Son diez años ya los que ahora se cumplen desde nuestra incursión a través de los campos de exterminio nazi en la Polonia ocupada y dos menos desde la de los campos del complejo de Jasenovac. Sentíamos la necesidad de acudir a la llamada de lo que nuestro entendimiento había ya incorporado, y decidimos compensar en lo que pudiéramos esa carencia: estar, pisar, vagar y situar la dimensión, allí, a la mano, de esos lugares en los que los aspirantes a dioses borraron la esperanza y el miedo de los que allí perecieron; la mayoría de ellos componentes de un pueblo sin lugar en el mundo en esos momentos.
Pero ¿qué queda de esos lugares? (…)
Durante el tiempo que ha transcurrido desde que visitamos por primera vez Yad Vashem se han ido extinguiendo las vidas de David Bankier, Jack Strumza, Claude Lanzmann o Raul Hilberg entre todos aquellos que, mediante su legado imperecedero, nos han hecho entender algo del Holocausto, sus causas y efectos. Y por ello seguimos percibiendo su eco, pues el Holocausto no es un acontecimiento pasado sin incidencia en el presente del que haya que hacer desaparecer sus huellas. El Holocausto es el aviso de un presente que persevera en su amenaza. Y es tiempo de aportar nuestra palada de tierra, en forma de testimonio, sobre los espacios que ocuparon los cuerpos de los aniquilados en esos lugares, para acompañar a las sombras errantes de estos muertos en su tránsito por la laguna Estigia y hacer presente intemporalmente su ausencia dando voz al silencio.

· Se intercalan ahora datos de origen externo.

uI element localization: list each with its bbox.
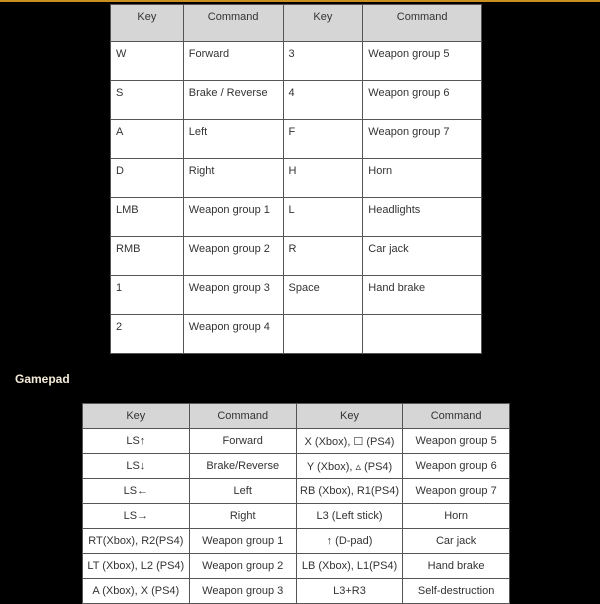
- command-cell: Weapon group 3: [188, 578, 297, 604]
- table-header-row: Key Command Key Command: [82, 403, 510, 429]
- table-row: LS→ Right L3 (Left stick) Horn: [82, 503, 510, 529]
- keyboard-table-body: W Forward 3 Weapon group 5 S Brake / Rev…: [110, 41, 482, 354]
- table-row: 1 Weapon group 3 Space Hand brake: [110, 275, 482, 315]
- key-cell: ↑ (D-pad): [295, 528, 404, 554]
- key-cell: S: [110, 80, 184, 120]
- command-cell: Hand brake: [362, 275, 482, 315]
- header-command: Command: [182, 4, 284, 42]
- keyboard-controls-table: Key Command Key Command W Forward 3 Weap…: [110, 4, 482, 354]
- table-header-row: Key Command Key Command: [110, 4, 482, 42]
- header-key: Key: [282, 4, 364, 42]
- table-row: LS↑ Forward X (Xbox), ☐ (PS4) Weapon gro…: [82, 428, 510, 454]
- command-cell: Weapon group 5: [402, 428, 510, 454]
- key-cell: RB (Xbox), R1(PS4): [295, 478, 404, 504]
- key-cell: LS↑: [82, 428, 190, 454]
- key-cell: D: [110, 158, 184, 198]
- key-cell: X (Xbox), ☐ (PS4): [295, 428, 404, 454]
- command-cell: Left: [182, 119, 284, 159]
- command-cell: Car jack: [362, 236, 482, 276]
- header-command: Command: [362, 4, 482, 42]
- key-cell: L3+R3: [295, 578, 404, 604]
- key-cell: Y (Xbox), ▵ (PS4): [295, 453, 404, 479]
- table-row: 2 Weapon group 4: [110, 314, 482, 354]
- table-row: W Forward 3 Weapon group 5: [110, 41, 482, 81]
- command-cell: Headlights: [362, 197, 482, 237]
- key-cell: W: [110, 41, 184, 81]
- table-row: RMB Weapon group 2 R Car jack: [110, 236, 482, 276]
- command-cell: Weapon group 5: [362, 41, 482, 81]
- command-cell: Weapon group 7: [362, 119, 482, 159]
- table-row: LMB Weapon group 1 L Headlights: [110, 197, 482, 237]
- key-cell: 2: [110, 314, 184, 354]
- command-cell: Forward: [182, 41, 284, 81]
- key-cell: A: [110, 119, 184, 159]
- key-cell: H: [282, 158, 364, 198]
- command-cell: Weapon group 2: [182, 236, 284, 276]
- key-cell: [282, 314, 364, 354]
- gamepad-table-body: LS↑ Forward X (Xbox), ☐ (PS4) Weapon gro…: [82, 428, 510, 604]
- command-cell: Weapon group 4: [182, 314, 284, 354]
- table-row: LS← Left RB (Xbox), R1(PS4) Weapon group…: [82, 478, 510, 504]
- top-accent-bar: [0, 0, 600, 2]
- command-cell: Self-destruction: [402, 578, 510, 604]
- key-cell: R: [282, 236, 364, 276]
- table-row: D Right H Horn: [110, 158, 482, 198]
- command-cell: Horn: [402, 503, 510, 529]
- key-cell: 1: [110, 275, 184, 315]
- command-cell: Left: [188, 478, 297, 504]
- table-row: A (Xbox), X (PS4) Weapon group 3 L3+R3 S…: [82, 578, 510, 604]
- command-cell: Hand brake: [402, 553, 510, 579]
- command-cell: Weapon group 6: [362, 80, 482, 120]
- command-cell: Brake / Reverse: [182, 80, 284, 120]
- key-cell: LS←: [82, 478, 190, 504]
- header-command: Command: [402, 403, 510, 429]
- key-cell: 4: [282, 80, 364, 120]
- gamepad-controls-table: Key Command Key Command LS↑ Forward X (X…: [82, 403, 510, 604]
- key-cell: LT (Xbox), L2 (PS4): [82, 553, 190, 579]
- command-cell: Weapon group 7: [402, 478, 510, 504]
- key-cell: L3 (Left stick): [295, 503, 404, 529]
- table-row: LS↓ Brake/Reverse Y (Xbox), ▵ (PS4) Weap…: [82, 453, 510, 479]
- command-cell: Brake/Reverse: [188, 453, 297, 479]
- key-cell: LMB: [110, 197, 184, 237]
- command-cell: Right: [182, 158, 284, 198]
- key-cell: Space: [282, 275, 364, 315]
- command-cell: Weapon group 2: [188, 553, 297, 579]
- header-key: Key: [82, 403, 190, 429]
- command-cell: Right: [188, 503, 297, 529]
- key-cell: RT(Xbox), R2(PS4): [82, 528, 190, 554]
- command-cell: Forward: [188, 428, 297, 454]
- header-key: Key: [110, 4, 184, 42]
- key-cell: 3: [282, 41, 364, 81]
- key-cell: LS→: [82, 503, 190, 529]
- command-cell: Weapon group 1: [182, 197, 284, 237]
- table-row: RT(Xbox), R2(PS4) Weapon group 1 ↑ (D-pa…: [82, 528, 510, 554]
- command-cell: Weapon group 6: [402, 453, 510, 479]
- key-cell: LS↓: [82, 453, 190, 479]
- command-cell: Weapon group 3: [182, 275, 284, 315]
- key-cell: A (Xbox), X (PS4): [82, 578, 190, 604]
- key-cell: F: [282, 119, 364, 159]
- command-cell: [362, 314, 482, 354]
- key-cell: LB (Xbox), L1(PS4): [295, 553, 404, 579]
- command-cell: Horn: [362, 158, 482, 198]
- key-cell: RMB: [110, 236, 184, 276]
- key-cell: L: [282, 197, 364, 237]
- table-row: A Left F Weapon group 7: [110, 119, 482, 159]
- gamepad-heading: Gamepad: [15, 372, 70, 386]
- header-command: Command: [188, 403, 297, 429]
- command-cell: Weapon group 1: [188, 528, 297, 554]
- table-row: LT (Xbox), L2 (PS4) Weapon group 2 LB (X…: [82, 553, 510, 579]
- table-row: S Brake / Reverse 4 Weapon group 6: [110, 80, 482, 120]
- command-cell: Car jack: [402, 528, 510, 554]
- header-key: Key: [295, 403, 404, 429]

"Todos esos que tienes a la vista son turba desvalida a la que se ha negado sepultura. El barquero es Caronte; los que va llevando por las ondas han sido sepultados. No les es dado pasarlos de esta ribera horrenda ni atravesar las olas de su ronca corriente sin que encuentren primero sus huesos el descanso del sepulcro" (Virgilio, Eneida, VI, 324-329).
NOTA: Este texto está tomado de Los lugares del Holocausto, firmado por José Sánchez Tortosa, Fernando Palmero, Raúl Fernández Vítores y Alberto Mira Almodóvar y recién publicado por la editorial Confluencias.